Legendary Hong Kong director Wong Kar Wai has been taking a drubbing by critics over this, his first English-language feature. I won't be so hard on My Blueberry Nights, though by no means did I find it a great film.

Wallowing in Wong's trademark themes of loneliness and romantic obsession, the film is more or less divided into three stories, with itinerant waitress Elizabeth (Norah Jones) encountering various lost souls in Manhattan, Memphis, and Nevada.

Most critics have cited two major faults: Jones's weak acting and the unrealistic dialogue, which Wong cowrote with American novelist Lawrence Block. I must agree: Wong may have been brave for casting the singer/non-actress in the lead (hey, it worked with Faye Wong in Chungking Express), and for relying on a novelist with no actual screenplays to his credit to help him with his English, but they were gambles that didn't pay off.

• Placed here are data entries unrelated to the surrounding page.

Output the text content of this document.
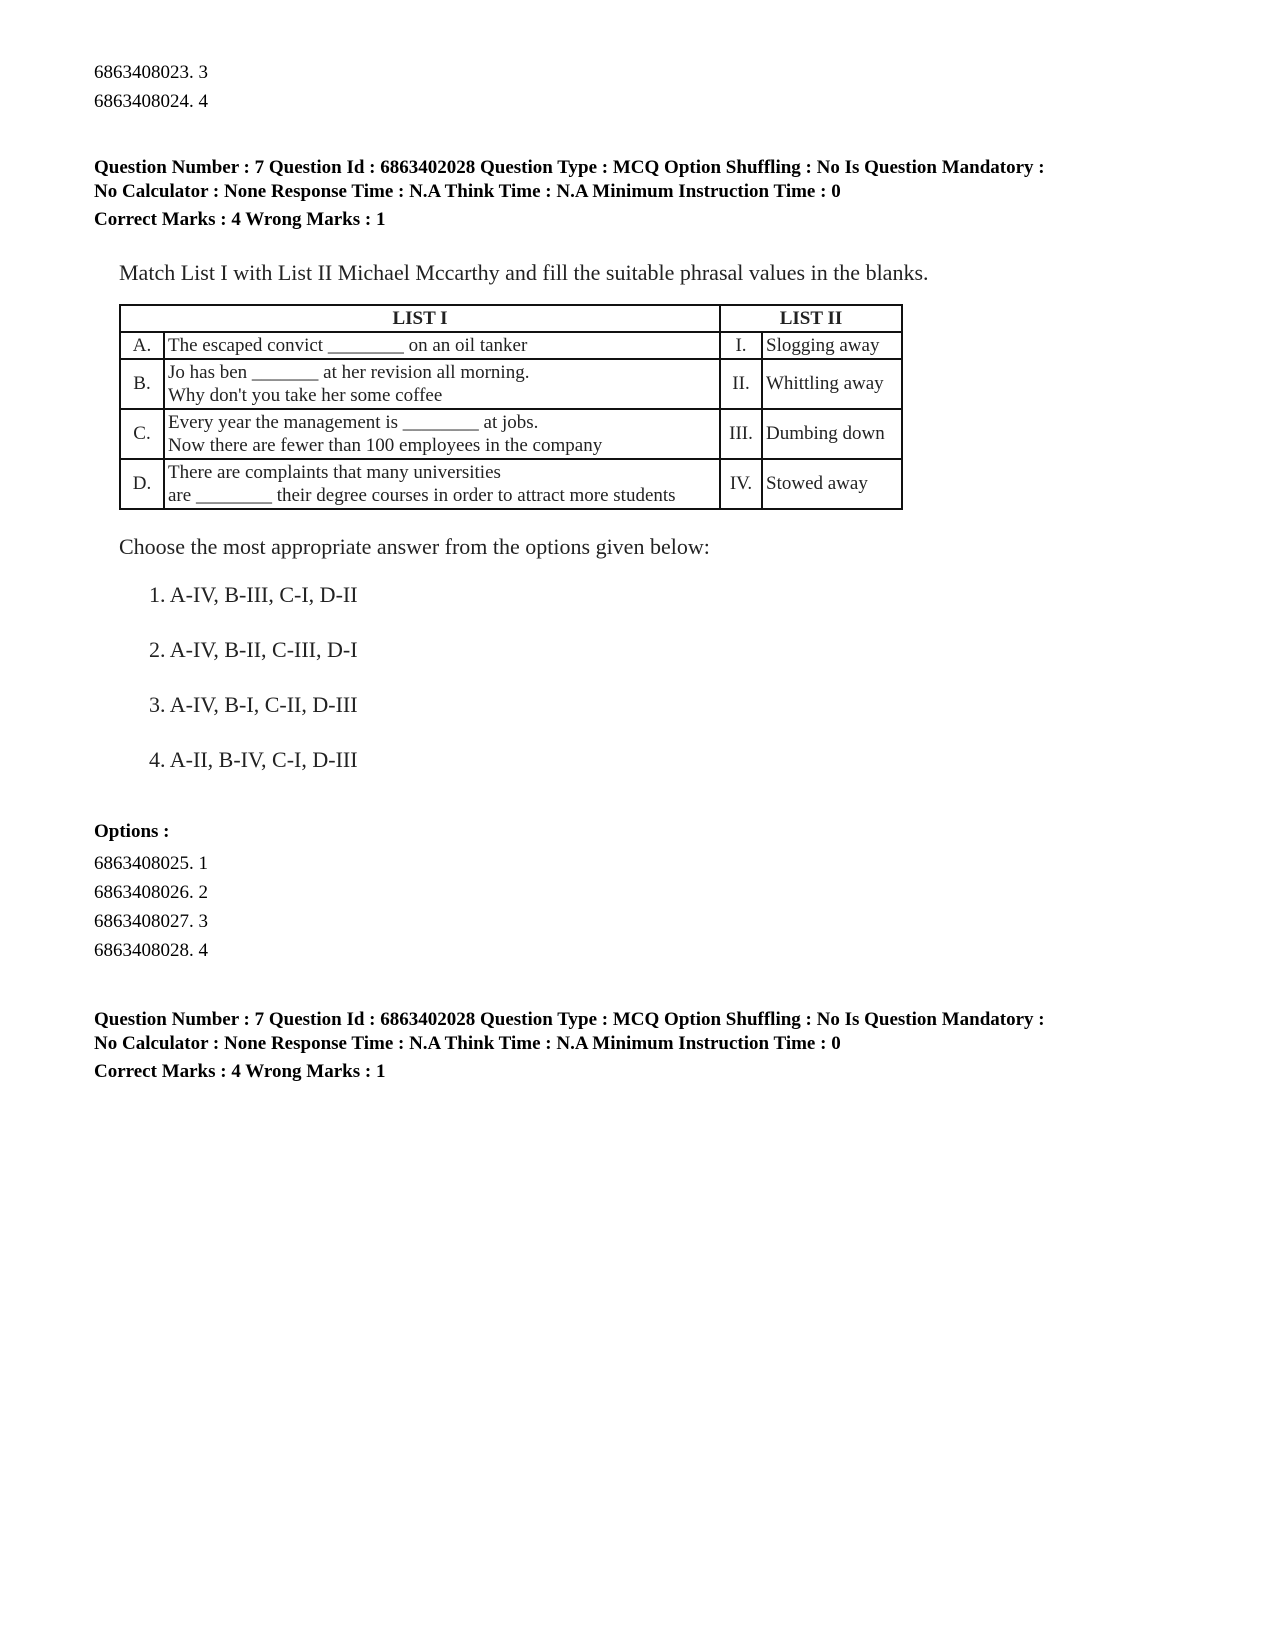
6863408023. 3
6863408024. 4

Question Number : 7 Question Id : 6863402028 Question Type : MCQ Option Shuffling : No Is Question Mandatory :

No Calculator : None Response Time : N.A Think Time : N.A Minimum Instruction Time : 0

Correct Marks : 4 Wrong Marks : 1

Match List I with List II Michael Mccarthy and fill the suitable phrasal values in the blanks.
LIST I		LIST II	
A.	The escaped convict ________ on an oil tanker	I.	Slogging away
B.	Jo has ben _______ at her revision all morning.
Why don't you take her some coffee	II.	Whittling away
C.	Every year the management is ________ at jobs.
Now there are fewer than 100 employees in the company	III.	Dumbing down
D.	There are complaints that many universities
are ________ their degree courses in order to attract more students	IV.	Stowed away
Choose the most appropriate answer from the options given below:
1. A-IV, B-III, C-I, D-II
2. A-IV, B-II, C-III, D-I
3. A-IV, B-I, C-II, D-III
4. A-II, B-IV, C-I, D-III
Options :
6863408025. 1
6863408026. 2
6863408027. 3
6863408028. 4

Question Number : 7 Question Id : 6863402028 Question Type : MCQ Option Shuffling : No Is Question Mandatory :

No Calculator : None Response Time : N.A Think Time : N.A Minimum Instruction Time : 0

Correct Marks : 4 Wrong Marks : 1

This is one of those movies – Peter Weir's Fearless and Vincent Ward's Map of the Human Heart also come to mind – which might have been better as foreign language films with English subtitles. There's just something about the American dialect that isn't suited towards poetic dialogue like this. It sounds strange to say, but I might have preferred a My Blueberry Nights in French. Or Cantonese.

It should be noted that Wong's regular cinematographer, Christopher Doyle, didn't participate in this film. Although he's shot a few American movies, Doyle has openly admitted to finding Asian faces more compelling and easier to light. While he may have had other reasons for not working on My Blueberry Nights, one can muse that he thought it would be boring to shoot these familiar Western celebrities (including Jude Law, Natalie Portman, Rachel Weisz, and David Strathairn – and by the way, Portman's character should have been about twenty years older, and Weisz is too sophisticated to pass as a trashy Memphis housewife, though both are good).

In any event, Doyle's artistry is missed, though the fine DP Darius Khondji provides that "Wong Kar Wai" look, and Ry Cooder adds a rich Americana-laden soundtrack. But while I am glad I saw the film and won't write it off as a bomb, I'll dismiss My Blueberry Nights as minor Wong. An interesting experiment, a noble failure.